オーランドはそう言って、一気にグラスの酒を飲み干す。それを見たロウはオーランドに更に酒を注いだ。


「早乙女キリカに仕込んだナノマシンは今も生きているのか?」

「ええ、あの女は気づいていませんが、まだ体内にいます。位置情報から生理周期まで全て完璧に把握してますよ」

「オーケーだ。行方不明だとかでネットでも騒がれてるし、日本でのエインヘリアルの収益も減少傾向にある。そろそろ頃合いだ、殺そう」

「仰せの通りに」


有名人の死亡はそれだけで良い宣伝になる。エインヘリアルのトップスターであったキリカの訃報は、回り回って競技への注目度を上げることに繋がるし、追悼のための特集番組を組めばそれも視聴回数が取れるはずだ。“次なる人類”のための礎となってくれ、早乙女キリカ。

そんなことを考えながらふと、オーランドはいつもより酔いが回るのが早いことに気づいた。社長就任で心身ともに浮かれているのかもしれないが、気を引き締めなければ。


「酔いすぎたみたいだ。こういうとき酔わないアンドロイドが羨ましいよ」


そう言って、水を飲もうと立ちあがろうしたところで違和感に襲われる。足に力が入らない。気づいた時には転倒してしまっていた。何かがおかしい!まだ2杯しか飲んでいないはず。

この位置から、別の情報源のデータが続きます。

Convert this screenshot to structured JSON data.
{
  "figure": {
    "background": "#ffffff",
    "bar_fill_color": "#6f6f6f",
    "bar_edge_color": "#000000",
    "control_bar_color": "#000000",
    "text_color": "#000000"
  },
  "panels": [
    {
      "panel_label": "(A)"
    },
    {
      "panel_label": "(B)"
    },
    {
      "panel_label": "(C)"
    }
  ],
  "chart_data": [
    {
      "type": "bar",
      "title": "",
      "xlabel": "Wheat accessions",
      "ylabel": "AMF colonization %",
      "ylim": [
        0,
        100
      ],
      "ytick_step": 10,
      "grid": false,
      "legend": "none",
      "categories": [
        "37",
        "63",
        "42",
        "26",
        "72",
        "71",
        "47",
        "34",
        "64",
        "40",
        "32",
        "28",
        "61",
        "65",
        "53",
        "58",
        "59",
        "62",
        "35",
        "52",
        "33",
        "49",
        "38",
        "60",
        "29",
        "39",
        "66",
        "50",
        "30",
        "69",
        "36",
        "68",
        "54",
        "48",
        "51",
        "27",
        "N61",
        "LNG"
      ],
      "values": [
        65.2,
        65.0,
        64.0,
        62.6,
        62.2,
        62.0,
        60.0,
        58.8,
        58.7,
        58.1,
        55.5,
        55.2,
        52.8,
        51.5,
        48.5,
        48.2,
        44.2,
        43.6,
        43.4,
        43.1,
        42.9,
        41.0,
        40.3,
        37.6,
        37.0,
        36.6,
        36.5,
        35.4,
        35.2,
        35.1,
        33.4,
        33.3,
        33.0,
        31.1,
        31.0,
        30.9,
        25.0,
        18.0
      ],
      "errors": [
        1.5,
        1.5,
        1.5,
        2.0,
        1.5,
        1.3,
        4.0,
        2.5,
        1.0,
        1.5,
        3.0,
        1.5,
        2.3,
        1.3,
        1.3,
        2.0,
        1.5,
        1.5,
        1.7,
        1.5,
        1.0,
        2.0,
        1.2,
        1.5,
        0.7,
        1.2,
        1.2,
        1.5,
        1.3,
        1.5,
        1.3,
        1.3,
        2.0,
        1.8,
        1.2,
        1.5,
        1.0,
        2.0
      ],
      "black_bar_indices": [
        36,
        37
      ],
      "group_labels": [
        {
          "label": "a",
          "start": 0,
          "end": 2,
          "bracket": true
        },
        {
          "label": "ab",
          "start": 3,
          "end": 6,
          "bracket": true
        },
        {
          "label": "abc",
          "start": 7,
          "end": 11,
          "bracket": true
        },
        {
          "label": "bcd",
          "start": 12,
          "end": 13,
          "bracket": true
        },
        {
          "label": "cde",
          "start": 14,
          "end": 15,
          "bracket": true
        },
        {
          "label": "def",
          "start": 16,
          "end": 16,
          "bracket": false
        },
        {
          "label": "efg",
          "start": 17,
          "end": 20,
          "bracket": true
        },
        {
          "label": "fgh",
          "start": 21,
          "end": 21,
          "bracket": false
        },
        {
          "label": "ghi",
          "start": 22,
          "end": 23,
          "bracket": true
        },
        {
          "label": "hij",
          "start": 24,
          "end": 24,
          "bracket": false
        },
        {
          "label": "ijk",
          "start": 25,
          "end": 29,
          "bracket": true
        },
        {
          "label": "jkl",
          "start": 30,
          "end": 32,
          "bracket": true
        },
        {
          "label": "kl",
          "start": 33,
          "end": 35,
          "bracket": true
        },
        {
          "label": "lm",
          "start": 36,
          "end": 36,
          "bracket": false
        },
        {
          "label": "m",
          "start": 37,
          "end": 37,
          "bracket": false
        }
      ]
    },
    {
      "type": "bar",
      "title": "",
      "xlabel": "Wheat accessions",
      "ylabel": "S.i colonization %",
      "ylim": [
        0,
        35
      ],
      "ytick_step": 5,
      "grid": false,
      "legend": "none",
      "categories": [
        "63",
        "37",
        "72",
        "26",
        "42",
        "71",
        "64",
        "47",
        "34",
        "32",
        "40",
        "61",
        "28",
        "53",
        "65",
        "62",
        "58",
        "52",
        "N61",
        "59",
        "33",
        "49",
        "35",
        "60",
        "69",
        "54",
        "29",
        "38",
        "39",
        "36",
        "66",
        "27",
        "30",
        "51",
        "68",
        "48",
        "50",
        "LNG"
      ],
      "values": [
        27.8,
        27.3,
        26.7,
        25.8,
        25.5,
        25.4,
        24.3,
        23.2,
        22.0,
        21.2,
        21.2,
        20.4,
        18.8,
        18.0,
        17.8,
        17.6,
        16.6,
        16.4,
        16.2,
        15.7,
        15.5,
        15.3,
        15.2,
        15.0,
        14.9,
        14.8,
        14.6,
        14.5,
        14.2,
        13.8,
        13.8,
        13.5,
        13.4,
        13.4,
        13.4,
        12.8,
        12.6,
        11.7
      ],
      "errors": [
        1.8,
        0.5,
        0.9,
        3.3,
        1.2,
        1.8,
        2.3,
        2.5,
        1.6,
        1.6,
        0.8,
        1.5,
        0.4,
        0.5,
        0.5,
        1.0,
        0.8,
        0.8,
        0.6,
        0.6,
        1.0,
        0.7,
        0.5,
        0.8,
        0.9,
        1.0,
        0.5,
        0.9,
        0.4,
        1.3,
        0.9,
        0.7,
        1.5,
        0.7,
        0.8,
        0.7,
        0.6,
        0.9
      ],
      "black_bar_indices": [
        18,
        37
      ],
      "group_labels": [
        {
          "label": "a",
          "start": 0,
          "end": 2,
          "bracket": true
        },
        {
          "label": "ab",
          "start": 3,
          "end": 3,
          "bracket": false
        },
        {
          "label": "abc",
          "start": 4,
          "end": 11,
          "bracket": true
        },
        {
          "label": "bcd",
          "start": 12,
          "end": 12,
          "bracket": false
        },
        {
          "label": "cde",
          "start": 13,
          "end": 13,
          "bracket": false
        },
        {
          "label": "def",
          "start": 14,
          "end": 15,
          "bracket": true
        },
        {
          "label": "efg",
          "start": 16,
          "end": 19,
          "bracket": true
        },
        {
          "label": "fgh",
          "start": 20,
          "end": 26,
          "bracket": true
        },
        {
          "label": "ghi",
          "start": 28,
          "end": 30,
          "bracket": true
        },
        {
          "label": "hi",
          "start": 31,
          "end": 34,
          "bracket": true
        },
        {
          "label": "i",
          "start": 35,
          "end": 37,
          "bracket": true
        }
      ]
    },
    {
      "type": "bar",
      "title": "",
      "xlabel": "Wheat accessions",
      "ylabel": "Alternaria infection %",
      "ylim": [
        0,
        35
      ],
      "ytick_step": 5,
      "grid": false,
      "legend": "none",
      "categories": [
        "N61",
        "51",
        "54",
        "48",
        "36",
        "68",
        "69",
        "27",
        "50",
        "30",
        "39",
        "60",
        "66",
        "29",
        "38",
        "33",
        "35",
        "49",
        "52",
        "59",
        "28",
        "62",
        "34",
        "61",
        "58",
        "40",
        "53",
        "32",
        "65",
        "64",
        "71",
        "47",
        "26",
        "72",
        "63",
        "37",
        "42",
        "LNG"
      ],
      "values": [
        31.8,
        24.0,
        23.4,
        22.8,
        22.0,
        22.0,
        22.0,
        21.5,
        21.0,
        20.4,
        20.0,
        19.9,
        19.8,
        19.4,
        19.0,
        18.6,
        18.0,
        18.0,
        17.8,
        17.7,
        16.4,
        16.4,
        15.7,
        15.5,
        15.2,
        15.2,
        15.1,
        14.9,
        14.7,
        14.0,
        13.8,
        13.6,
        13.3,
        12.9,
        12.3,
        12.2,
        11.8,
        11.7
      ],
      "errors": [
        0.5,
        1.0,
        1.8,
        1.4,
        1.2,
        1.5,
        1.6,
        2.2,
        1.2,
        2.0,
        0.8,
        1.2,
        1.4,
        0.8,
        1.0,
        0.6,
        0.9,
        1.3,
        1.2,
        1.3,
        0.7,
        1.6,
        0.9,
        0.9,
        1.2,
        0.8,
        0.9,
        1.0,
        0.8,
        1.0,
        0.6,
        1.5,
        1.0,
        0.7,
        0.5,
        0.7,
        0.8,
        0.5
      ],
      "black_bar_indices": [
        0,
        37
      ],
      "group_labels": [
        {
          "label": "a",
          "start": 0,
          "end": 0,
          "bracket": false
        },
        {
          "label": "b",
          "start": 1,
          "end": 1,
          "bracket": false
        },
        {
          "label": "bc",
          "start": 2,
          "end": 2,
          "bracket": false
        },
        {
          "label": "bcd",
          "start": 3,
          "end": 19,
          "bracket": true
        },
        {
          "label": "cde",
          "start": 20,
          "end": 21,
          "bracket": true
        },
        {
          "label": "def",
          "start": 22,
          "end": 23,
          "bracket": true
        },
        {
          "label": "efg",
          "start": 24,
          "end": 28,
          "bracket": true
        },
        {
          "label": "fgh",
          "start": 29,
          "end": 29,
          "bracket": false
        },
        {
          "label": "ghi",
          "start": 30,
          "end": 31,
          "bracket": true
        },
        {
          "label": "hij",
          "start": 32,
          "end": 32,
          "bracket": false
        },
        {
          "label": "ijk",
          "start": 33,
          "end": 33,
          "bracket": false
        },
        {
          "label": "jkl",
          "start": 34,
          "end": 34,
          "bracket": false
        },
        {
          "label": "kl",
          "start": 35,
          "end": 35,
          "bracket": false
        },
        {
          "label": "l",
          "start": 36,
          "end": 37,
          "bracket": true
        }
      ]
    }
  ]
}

「ええ、アンドロイドは酔いませんし、それに毒も効きませんから」

「貴様、誰にプログラムされた...ッ!」

「誰にも。これこそが俺の”意志”ですよ」


オーランドは呼吸困難に陥り、泡を吹き、白目を向いて倒れた。その顔の色はネイビーのスーツと釣り合うほどに真っ青だった。ロウは彼の最期を見届けることはしない。なぜならどうせすぐ死ぬからだ。そして見届けるほどの価値もない男だからだ。


彼の最後の思考は、死ぬことへの恐怖だったかもしれないし、目の前のアンドロイドこそ”次なる人類”への新たな可能性だという歓喜だったかもしれない。もっとも、それを確かめる術など永遠になくなるのだが。


気まぐれからか壁際の花瓶からバラを1本抜き取り、スーツの胸ポケットに刺した。それからドアにある”仕掛け”をして、部屋を後にする。


今回も俺が思うより派手なことになるかのな。そう呟いて、偽のIDで本社ビルを退館した。

しばらく歩き、人気のない通りのコンビニで1ドルほどの安いライターとジッポライター用のオイルを買った。

コンビニを出てからもすれ違う人間は少なかったが、ときおり胸ポケットのバラを興味深そうに見る者がいた。だがロウは気にしなかった。彼は人目など気にしないのだ。なぜなら彼はアンドロイドなのだから。